The disappearance of the “revolving door” patient in Scottish general practice: successful policies
1 General Practice and Primary Care, College of MVLS, University of Glasgow, 1 Horselethill Rd, Glasgow, G12 ORR, UK
2 Robertson Centre for Biostatistics, Institute of Health and Wellbeing, College of MVLS, University Avenue, University of Glasgow, Glasgow, G12 8QQ, UK
3 School of Medicine, College of MVLS, University of Glasgow, Gartnavel Royal Hospital, 1055 Great Western Road, Glasgow, G12 0XH, UK
4 University of Aberdeen, The Centre for Health Science, Old Perth Road, Inverness, IV2 3JH, UK
BMC Family Practice 2012, 13:95 doi:10.1186/1471-2296-13-95Published: 4 October 2012
We describe the health of "revolving door" patients in general practice in Scotland, estimate changes in their number over the timescale of the study, and explore reasons for changes, particularly related to NHS and government policy.
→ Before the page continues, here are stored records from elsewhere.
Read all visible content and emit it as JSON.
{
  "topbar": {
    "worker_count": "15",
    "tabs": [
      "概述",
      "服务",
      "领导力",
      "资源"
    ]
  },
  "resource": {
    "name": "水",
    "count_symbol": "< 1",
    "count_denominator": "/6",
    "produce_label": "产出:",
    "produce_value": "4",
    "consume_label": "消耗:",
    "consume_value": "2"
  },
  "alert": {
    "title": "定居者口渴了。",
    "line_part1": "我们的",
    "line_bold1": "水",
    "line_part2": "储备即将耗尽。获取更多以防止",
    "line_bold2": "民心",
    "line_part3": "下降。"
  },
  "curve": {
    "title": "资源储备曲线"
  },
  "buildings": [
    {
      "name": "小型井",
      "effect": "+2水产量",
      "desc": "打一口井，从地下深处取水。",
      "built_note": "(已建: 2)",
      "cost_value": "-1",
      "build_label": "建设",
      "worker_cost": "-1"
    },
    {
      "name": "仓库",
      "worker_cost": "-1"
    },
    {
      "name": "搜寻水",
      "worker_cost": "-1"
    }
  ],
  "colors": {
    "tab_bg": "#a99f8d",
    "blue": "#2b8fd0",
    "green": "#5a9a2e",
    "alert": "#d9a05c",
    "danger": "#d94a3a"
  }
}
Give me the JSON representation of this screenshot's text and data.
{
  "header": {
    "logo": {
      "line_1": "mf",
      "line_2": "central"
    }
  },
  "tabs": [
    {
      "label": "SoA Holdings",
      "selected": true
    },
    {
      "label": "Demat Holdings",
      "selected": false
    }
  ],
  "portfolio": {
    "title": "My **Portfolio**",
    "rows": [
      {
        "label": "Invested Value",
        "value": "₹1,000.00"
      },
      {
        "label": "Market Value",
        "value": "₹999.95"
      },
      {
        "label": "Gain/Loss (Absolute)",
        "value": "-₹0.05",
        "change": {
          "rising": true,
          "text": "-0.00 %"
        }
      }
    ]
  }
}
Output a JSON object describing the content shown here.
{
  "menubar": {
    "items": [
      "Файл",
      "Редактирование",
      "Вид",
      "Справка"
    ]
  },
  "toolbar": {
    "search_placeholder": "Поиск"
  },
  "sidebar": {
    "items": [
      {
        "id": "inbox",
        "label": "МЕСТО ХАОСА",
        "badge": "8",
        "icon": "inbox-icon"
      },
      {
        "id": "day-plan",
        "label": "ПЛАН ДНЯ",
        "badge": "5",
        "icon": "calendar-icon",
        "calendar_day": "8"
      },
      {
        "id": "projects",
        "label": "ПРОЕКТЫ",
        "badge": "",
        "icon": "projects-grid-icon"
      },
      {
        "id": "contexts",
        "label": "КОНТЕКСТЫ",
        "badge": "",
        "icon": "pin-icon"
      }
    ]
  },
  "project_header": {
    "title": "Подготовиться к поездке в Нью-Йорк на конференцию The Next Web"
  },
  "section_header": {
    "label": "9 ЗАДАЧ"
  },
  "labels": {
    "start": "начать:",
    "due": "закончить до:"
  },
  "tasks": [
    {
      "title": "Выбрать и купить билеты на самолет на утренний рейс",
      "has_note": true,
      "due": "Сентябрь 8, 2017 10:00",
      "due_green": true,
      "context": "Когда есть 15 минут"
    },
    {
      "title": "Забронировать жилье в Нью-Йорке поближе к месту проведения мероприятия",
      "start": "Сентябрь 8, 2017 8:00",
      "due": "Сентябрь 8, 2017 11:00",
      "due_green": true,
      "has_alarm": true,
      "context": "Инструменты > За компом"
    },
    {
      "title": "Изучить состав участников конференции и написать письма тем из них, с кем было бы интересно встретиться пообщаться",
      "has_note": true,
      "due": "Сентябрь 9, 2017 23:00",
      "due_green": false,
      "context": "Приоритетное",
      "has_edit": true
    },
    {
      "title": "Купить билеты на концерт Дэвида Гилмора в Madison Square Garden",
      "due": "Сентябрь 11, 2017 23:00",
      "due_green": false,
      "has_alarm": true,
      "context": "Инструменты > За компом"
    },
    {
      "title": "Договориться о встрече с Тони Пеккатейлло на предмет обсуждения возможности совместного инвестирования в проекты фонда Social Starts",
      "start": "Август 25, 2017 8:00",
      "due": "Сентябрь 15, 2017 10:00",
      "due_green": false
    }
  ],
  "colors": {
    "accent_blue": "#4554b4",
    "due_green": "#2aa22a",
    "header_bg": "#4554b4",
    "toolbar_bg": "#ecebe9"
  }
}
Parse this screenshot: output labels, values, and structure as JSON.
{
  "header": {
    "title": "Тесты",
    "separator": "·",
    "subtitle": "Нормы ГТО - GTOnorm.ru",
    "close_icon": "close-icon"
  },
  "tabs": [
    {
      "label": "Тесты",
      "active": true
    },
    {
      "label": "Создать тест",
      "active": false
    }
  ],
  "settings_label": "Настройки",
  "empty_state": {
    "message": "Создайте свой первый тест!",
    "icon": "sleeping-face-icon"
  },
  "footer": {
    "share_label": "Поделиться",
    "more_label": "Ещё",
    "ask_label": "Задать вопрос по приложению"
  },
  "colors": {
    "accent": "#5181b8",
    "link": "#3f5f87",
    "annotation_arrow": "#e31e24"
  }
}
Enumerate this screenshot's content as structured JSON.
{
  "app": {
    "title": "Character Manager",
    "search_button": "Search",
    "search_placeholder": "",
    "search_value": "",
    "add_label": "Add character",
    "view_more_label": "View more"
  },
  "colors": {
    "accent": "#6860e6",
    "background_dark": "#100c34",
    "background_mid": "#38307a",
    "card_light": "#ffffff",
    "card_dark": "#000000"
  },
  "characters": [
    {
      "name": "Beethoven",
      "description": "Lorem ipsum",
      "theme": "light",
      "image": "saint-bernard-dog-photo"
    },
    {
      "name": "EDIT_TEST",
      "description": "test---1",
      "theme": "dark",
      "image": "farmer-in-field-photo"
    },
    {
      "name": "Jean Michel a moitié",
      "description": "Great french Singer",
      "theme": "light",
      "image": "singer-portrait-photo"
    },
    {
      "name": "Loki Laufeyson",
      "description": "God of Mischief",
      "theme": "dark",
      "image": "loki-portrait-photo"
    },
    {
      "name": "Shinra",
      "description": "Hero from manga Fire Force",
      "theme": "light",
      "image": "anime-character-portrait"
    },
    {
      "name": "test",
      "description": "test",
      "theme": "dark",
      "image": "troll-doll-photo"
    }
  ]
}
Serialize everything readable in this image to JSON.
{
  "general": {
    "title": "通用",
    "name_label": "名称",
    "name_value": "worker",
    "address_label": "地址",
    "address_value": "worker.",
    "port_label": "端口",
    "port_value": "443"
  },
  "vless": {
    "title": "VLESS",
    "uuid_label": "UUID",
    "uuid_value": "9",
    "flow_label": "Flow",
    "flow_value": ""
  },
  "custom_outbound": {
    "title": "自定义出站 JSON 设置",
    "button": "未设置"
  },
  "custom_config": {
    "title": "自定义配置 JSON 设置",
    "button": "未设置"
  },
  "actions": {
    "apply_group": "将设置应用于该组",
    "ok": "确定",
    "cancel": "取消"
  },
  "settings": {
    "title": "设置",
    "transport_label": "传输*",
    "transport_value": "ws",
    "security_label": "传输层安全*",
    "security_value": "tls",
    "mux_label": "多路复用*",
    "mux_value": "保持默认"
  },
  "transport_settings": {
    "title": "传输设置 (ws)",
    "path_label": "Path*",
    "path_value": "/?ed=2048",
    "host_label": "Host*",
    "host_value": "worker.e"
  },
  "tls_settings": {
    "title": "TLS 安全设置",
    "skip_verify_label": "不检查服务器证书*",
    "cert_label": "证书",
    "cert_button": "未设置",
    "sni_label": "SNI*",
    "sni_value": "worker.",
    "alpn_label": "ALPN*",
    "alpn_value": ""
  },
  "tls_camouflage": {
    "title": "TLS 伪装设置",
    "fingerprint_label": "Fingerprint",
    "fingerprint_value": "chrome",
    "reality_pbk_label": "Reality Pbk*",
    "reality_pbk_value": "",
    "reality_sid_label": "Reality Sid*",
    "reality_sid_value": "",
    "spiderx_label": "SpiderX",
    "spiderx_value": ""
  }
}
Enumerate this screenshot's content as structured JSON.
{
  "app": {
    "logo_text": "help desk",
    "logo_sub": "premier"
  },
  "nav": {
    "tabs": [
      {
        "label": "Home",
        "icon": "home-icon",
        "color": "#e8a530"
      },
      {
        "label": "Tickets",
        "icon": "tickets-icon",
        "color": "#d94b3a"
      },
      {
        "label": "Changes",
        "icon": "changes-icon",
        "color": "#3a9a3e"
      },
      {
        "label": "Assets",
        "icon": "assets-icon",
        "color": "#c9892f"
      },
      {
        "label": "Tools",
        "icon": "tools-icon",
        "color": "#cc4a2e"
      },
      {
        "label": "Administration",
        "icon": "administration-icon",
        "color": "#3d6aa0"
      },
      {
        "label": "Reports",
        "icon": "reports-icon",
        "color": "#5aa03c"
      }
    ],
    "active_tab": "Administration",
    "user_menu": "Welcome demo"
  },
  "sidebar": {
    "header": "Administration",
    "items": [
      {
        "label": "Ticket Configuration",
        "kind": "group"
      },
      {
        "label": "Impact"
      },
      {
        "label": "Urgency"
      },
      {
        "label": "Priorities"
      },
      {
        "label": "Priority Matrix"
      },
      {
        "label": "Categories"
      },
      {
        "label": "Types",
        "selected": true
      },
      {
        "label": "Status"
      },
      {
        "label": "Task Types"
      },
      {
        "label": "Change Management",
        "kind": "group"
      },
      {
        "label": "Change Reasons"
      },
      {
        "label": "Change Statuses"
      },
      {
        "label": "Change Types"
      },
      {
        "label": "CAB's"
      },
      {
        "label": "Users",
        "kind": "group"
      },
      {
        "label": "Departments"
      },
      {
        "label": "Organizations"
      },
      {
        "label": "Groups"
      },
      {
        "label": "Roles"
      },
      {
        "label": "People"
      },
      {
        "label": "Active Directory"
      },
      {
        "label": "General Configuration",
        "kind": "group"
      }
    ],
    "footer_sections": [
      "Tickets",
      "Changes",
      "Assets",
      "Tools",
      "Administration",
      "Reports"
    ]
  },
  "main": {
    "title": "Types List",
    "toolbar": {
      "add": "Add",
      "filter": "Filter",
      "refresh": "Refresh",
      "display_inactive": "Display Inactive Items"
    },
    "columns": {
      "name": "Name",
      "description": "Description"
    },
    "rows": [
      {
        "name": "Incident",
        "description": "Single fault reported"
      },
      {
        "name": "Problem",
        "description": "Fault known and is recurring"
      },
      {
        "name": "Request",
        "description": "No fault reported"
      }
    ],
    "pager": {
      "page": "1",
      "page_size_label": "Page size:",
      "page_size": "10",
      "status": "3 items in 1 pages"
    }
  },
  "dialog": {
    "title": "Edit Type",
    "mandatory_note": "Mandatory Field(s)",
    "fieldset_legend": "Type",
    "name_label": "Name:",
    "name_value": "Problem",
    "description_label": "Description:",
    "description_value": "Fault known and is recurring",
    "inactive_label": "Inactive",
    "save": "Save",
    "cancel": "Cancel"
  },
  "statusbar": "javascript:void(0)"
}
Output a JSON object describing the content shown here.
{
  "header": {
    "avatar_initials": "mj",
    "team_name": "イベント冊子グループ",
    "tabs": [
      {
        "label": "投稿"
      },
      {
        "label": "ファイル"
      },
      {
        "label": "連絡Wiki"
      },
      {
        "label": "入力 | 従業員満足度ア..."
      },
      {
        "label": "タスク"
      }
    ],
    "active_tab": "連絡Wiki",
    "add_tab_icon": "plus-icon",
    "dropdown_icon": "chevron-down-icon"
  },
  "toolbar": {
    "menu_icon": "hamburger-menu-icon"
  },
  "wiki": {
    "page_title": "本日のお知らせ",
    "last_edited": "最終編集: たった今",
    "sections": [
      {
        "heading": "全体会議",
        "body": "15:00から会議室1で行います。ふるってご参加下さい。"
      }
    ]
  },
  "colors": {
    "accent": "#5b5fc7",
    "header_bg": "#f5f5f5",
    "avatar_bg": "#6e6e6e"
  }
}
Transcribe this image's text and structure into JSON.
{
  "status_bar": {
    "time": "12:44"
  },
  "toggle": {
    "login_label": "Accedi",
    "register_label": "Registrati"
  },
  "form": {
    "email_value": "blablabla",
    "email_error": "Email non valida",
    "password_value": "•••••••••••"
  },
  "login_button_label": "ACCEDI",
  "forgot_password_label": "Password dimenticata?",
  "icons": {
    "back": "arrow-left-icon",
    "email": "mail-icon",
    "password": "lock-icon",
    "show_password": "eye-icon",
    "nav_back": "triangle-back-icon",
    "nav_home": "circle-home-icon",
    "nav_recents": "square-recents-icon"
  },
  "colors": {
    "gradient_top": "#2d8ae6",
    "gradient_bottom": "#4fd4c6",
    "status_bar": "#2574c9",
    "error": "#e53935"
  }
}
A mixed methods predominantly qualitative study, using a grounded theory approach, set in Scottish general practice. Semi-structured interviews were conducted with professional key informants, 6 Practitioner Services staff who administer the GP registration system and 6 GPs with managerial or clinical experience of working with “revolving door” patients. Descriptive statistical analysis and qualitative analysis of patient removal episodes linked with routine hospital admissions, outpatient appointments, drug misuse treatment episodes and deaths were carried out with cohorts of “revolving door” patients identified from 1999 to 2005 in Scotland.
A “revolving door” patient is removed 4 or more times from GP lists in 7 years. Patients had complex health issues including substance misuse, psychiatric and physical health problems and were at high risk of dying. There was a dramatic reduction in the number of “revolving door” patients during the course of the study.
“Revolving door” patients in general practice had significant health problems. Their numbers have reduced dramatically since 2004 and this probably resulted from improved drug treatment services, pressure from professional bodies to reduce patient removals and the positive ethical regulatory and financial climate of the 2004 GMS GP contract. This is a positive development for the NHS.